Tess turned her head. It was Andras, standing at their table. Just how long had he been there?

‘Please,’ he said, addressing Tess. ‘I am sorry, we do not have Dr Pepper here.’

‘Oh.’ It hardly seemed important now. ‘That’s OK.’

‘Perhaps I can get you something else?’ he offered.

‘You are the boss?’ Tess asked him.

‘I am the boss.’

Of course he was. Tess looked to Sonya. Her friend had released her hands and was searching the contents of her bag, as if trying to hide her tear-stained face. She turned back to Andras. ‘I’ll have full-fat Coke with three sugars, please.’

‘Three sugars?’ he queried, raising an eyebrow. ‘This is a lot of sugar, no?’

‘Is there a sugar shortage as well as a distinct lack of Internet connection?’ She wasn’t sure she liked her quirks being scrutinised.

‘No, I have sugar,’ he answered, smiling and taking a step back.

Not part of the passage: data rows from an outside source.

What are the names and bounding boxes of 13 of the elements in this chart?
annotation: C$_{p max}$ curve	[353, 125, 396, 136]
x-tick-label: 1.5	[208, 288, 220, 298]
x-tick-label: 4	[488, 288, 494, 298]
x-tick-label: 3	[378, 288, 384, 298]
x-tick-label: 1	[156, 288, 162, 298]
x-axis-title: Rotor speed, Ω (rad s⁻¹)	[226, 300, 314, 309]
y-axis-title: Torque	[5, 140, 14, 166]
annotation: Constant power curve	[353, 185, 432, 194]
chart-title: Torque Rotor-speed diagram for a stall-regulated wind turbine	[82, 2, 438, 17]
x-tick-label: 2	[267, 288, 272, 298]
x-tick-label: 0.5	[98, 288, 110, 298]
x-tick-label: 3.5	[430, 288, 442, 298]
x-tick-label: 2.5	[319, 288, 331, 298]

‘A couple more things,’ Tess called.

He stopped moving and she smiled.

‘Taramasalata for my friend, please.’

‘And for you?’ he asked her.

‘For me?’ She drew in a breath. ‘Well, Andras, seeing as your Wi-Fi isn’t working … you tell me the best place to stand in this village to get 4G and I might just tell you my real name.’